Opslag van waterstof staat in de kinderschoenen en laat men voorlopig aan Gasunie over. De onshore opslag van aardgas daarentegen zal voorlopig doorgaan, maar heeft het probleem dat het grote maatschappelijke en strategische belang ervan zich niet automatisch vertaalt in een goed verdienmodel.

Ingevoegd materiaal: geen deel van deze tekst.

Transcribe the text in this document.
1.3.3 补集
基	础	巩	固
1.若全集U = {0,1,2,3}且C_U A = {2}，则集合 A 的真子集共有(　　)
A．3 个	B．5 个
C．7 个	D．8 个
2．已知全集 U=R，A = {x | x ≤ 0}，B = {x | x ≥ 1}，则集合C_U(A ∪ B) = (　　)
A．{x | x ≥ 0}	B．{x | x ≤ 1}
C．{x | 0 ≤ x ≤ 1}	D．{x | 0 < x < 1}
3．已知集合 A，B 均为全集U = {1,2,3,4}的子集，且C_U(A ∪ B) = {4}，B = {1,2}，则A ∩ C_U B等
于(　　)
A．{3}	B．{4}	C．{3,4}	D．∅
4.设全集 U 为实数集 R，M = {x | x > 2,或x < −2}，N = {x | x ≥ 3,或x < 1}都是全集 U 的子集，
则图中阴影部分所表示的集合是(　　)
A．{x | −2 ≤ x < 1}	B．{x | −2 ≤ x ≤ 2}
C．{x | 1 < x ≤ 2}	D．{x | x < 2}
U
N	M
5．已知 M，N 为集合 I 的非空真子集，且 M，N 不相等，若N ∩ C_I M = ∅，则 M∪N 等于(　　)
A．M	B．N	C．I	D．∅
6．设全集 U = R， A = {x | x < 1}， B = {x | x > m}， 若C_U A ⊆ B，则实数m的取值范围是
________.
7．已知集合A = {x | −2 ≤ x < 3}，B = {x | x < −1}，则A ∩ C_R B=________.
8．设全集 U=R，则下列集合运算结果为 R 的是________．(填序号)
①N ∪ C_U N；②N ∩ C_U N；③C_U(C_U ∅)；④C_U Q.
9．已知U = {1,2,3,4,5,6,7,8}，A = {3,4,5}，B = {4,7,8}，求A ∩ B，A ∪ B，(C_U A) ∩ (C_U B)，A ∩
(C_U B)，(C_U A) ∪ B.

Als laatste noemen we hier diepe geothermie, een activiteit waarbij het boren van putten in ieder geval naadloos zou moeten aansluiten bij de competenties van de upstream gasbedrijven. In Nederland is dit echter voor deze gasbedrijven nog steeds een marginale business. Kleinere spelers hebben relatief grote exploratie-licenties, boren slechts sporadisch putten, en houden licenties desalniettemin (te) lang aan. Ook de stijgende kosten, problemen rond warmtenetten en het onduidelijke verdienmodel maken het er niet makkelijker op. En ondanks het lage risico op bevingen blijft dit in Nederland een publiek en dus politiek punt van grote zorg. Closed-loop aardwarmte, waarbij het aardbevings-risico nóg veel minder speelt, levert helaas weinig energie voor een hoge prijs.
Conclusie.
Al met al zijn de vooruitzichten voor de gasindustrie somber. Een guur investeringsklimaat met hoge en onvoorspelbare belastingen en lange procedures, is voor veel spelers een steeds groter issue aan het worden. Ze tellen hun knopen, nemen geen grote exploratie-risico’s meer en maximaliseren de nog resterende opbrengsten. Alternatieve activiteiten voor de gasindustrie lopen het risico te laat te komen om het verlies aan kennis, kunde en infrastructuur te voorkomen. Om het tij nog enigszins te keren zijn urgent veel ingrijpender maatregelen nodig. De hiervoor vereiste politieke moed lijkt echter te ontbreken.